Pumpkin Muffin Top Cookies


Soft, chewy, and contains pumpkin spice. What could be better?

I made these cookies this fall when pumpkins started to come in from the garden in excess. I love to use the ingredients that we grow in our food.

High maintenance cookies really aren’t my thing, I’m so glad this recipe came into my life. I just toss all the ingredients in the mixer and voila. Using our honey in this recipe means no unrefined sugars and a wonderful flavour.
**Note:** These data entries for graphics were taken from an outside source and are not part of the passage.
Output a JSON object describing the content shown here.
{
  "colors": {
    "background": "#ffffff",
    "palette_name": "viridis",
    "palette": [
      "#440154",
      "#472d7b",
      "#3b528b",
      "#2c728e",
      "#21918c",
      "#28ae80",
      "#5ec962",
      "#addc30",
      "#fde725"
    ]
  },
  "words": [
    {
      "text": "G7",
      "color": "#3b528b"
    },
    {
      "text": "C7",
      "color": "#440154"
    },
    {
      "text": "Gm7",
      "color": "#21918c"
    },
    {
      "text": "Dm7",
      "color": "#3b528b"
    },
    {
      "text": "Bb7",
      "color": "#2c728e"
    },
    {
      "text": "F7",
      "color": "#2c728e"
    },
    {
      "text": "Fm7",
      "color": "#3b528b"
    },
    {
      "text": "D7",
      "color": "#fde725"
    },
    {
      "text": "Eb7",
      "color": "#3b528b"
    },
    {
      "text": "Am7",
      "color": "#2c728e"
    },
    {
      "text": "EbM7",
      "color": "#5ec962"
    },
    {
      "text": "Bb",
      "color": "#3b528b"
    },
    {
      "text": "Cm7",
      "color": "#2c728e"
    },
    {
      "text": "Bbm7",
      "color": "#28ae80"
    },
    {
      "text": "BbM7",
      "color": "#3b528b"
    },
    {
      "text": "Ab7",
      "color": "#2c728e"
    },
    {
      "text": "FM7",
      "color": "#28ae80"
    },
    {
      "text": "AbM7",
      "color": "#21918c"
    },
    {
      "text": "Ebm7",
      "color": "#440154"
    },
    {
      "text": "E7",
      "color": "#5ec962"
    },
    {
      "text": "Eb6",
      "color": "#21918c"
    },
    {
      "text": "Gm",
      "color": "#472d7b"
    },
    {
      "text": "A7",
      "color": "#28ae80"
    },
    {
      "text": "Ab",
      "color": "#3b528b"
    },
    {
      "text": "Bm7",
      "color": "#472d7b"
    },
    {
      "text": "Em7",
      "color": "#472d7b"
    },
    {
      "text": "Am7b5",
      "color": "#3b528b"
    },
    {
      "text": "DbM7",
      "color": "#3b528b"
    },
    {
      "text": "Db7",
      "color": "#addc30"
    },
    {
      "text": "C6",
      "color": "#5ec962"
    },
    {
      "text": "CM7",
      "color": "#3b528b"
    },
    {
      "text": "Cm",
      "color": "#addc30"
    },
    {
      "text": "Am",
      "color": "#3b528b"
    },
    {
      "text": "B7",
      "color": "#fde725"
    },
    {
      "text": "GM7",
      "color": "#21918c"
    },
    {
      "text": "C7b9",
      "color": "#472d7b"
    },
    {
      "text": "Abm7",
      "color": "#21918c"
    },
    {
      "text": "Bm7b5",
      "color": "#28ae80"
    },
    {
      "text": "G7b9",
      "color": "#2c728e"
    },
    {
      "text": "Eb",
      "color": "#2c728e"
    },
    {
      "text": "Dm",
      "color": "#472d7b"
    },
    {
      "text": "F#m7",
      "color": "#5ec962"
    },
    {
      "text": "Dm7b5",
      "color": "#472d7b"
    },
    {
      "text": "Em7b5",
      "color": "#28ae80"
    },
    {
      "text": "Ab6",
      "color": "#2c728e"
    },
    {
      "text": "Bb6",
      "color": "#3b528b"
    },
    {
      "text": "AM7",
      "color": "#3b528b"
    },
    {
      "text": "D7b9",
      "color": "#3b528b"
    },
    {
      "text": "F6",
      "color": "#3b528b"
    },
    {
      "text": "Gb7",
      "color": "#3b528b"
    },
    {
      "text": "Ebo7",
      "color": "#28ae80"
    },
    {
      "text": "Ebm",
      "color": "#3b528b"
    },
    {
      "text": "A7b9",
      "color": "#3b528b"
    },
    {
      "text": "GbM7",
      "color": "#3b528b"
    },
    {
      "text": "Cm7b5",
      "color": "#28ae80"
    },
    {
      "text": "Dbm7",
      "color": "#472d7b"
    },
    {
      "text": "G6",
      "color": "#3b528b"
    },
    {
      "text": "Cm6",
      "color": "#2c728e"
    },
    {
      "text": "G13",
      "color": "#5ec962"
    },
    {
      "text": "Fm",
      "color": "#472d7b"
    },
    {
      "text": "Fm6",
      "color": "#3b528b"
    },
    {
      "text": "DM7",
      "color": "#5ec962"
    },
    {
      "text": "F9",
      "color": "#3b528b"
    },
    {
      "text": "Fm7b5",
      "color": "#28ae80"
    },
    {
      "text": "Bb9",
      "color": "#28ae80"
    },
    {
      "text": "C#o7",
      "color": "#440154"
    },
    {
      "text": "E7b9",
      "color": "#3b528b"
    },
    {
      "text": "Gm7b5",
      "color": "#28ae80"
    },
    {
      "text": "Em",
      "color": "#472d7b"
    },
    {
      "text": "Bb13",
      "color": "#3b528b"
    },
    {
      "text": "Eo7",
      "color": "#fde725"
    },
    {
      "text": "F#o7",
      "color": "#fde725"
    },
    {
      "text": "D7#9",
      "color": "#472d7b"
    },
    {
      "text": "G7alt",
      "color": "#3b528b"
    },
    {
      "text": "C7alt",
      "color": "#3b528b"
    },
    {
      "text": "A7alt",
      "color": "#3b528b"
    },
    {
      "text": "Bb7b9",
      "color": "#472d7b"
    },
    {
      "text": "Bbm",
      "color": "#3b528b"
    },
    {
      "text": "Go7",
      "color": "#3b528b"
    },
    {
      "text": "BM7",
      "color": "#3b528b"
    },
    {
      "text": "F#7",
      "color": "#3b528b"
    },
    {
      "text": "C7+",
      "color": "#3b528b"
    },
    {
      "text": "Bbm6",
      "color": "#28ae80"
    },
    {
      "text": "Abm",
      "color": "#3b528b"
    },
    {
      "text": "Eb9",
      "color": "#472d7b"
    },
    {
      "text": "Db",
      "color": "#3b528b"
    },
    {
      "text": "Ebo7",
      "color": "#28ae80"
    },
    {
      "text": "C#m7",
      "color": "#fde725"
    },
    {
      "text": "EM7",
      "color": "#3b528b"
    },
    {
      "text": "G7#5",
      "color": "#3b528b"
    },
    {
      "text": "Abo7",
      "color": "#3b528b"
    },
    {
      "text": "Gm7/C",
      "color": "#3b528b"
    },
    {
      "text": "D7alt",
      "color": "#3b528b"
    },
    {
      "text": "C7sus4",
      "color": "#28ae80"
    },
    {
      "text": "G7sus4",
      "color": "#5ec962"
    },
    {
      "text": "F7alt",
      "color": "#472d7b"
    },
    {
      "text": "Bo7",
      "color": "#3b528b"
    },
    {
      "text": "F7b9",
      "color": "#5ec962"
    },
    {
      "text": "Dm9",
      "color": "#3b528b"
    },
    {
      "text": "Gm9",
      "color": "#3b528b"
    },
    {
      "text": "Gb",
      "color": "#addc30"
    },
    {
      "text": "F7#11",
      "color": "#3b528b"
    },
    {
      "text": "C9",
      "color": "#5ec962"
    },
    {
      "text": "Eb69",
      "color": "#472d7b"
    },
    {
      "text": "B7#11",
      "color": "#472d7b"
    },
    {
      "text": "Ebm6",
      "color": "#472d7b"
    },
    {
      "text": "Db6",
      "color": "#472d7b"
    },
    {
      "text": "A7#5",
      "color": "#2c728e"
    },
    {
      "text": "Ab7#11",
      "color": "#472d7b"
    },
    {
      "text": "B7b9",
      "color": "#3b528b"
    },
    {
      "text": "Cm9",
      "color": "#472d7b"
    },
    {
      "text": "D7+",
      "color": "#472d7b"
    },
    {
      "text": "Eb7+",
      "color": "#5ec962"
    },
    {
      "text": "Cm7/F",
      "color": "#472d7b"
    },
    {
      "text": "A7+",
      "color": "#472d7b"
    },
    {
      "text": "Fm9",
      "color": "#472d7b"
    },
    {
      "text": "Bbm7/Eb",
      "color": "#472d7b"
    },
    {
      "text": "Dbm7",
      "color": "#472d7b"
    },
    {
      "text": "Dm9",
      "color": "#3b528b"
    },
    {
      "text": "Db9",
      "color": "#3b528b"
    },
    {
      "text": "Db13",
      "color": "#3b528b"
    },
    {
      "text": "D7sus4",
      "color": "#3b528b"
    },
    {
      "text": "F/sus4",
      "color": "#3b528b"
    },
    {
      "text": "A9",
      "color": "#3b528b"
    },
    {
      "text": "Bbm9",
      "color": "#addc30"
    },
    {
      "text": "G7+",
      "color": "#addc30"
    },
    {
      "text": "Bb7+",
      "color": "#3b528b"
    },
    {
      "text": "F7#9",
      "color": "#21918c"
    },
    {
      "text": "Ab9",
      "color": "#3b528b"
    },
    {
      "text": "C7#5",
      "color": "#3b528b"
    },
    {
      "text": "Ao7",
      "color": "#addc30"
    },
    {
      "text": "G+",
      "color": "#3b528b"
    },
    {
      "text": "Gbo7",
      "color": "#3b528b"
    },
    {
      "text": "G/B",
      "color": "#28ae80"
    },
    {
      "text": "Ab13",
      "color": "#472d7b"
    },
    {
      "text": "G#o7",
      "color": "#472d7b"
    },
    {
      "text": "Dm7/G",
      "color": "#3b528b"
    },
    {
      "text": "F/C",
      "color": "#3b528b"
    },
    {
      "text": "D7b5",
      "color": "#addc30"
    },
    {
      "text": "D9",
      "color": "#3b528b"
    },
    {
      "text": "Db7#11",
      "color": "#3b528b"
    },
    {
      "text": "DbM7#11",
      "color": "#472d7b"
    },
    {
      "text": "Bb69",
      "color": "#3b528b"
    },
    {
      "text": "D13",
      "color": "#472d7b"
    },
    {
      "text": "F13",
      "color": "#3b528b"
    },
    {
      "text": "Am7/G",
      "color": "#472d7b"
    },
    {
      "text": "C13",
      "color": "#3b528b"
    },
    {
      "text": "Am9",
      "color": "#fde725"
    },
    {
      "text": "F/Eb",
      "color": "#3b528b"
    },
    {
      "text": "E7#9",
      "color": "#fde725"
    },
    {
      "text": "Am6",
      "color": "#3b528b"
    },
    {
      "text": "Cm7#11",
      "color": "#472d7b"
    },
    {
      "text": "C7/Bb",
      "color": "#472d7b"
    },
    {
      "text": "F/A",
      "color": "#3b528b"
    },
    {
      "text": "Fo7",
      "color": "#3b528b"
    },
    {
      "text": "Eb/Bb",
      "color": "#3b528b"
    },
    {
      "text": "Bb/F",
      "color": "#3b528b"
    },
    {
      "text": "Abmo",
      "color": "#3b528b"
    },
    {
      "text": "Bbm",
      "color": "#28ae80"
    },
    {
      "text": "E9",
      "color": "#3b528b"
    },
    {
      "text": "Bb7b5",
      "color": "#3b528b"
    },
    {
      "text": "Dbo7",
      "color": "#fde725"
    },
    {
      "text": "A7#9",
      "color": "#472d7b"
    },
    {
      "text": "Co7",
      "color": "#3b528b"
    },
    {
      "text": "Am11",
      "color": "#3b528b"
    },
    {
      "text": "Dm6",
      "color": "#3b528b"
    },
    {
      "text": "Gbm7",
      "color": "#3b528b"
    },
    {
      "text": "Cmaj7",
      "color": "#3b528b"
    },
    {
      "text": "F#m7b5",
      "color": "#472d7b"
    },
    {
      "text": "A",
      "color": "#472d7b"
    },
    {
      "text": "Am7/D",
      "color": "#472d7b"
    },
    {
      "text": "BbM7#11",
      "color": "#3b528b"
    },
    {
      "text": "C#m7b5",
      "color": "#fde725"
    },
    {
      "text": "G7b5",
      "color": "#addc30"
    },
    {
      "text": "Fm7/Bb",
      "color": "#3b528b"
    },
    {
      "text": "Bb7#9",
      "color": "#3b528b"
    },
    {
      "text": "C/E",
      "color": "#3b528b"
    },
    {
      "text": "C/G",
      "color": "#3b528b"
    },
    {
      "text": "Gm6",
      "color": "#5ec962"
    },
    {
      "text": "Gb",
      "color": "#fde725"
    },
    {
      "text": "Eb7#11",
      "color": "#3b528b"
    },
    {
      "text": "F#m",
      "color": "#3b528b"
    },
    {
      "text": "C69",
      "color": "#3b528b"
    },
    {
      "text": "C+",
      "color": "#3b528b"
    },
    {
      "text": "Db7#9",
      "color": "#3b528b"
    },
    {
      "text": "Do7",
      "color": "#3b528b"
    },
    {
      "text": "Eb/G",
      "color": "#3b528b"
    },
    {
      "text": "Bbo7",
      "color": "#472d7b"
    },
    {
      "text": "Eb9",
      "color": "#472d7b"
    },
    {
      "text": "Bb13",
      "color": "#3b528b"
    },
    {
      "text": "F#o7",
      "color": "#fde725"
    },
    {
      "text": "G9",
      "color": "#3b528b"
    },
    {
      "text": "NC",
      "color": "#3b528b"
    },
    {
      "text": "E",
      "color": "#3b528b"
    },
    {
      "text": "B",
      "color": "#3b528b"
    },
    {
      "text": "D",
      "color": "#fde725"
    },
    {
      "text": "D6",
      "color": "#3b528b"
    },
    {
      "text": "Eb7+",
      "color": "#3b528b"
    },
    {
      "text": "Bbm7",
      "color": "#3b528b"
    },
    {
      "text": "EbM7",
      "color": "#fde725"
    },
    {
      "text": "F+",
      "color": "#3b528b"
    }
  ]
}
These are not traditional cookies. These are soft and fluffy, so much so, my kiddos began to call them “muffin tops”. The name stuck. These cookies are perfect for a quick snack or to share around the holidays, plus, they freeze wonderfully.


Ingredients:

1/2c coconut oil

1c honey

1c pumpkin puree

1 egg

3c flour

1 tsp baking powder

1 tsp baking soda

1 tsp salt

3 tsp cinnamon

½ tsp nutmeg

¼ tsp ground clove

¼ tsp allspice

¼ tsp ground ginger

1 tbsp vanilla

1 c roasted pumpkin or nut of your choice

Instructions:

Mix honey, coconut oil, pumpkin, vanilla  and egg in a large bowl until smooth. 

Stir in remaining ingredients. 

Scoop dough to desired size and add to cookie sheet. 

Bake at 375 for 10ish minutes in a preheated oven.


Notes:

Don’t over bake these cookies or they will dry out, I like to keep mine slightly underbaked.

Keep these cookies covered as they can dry out easily.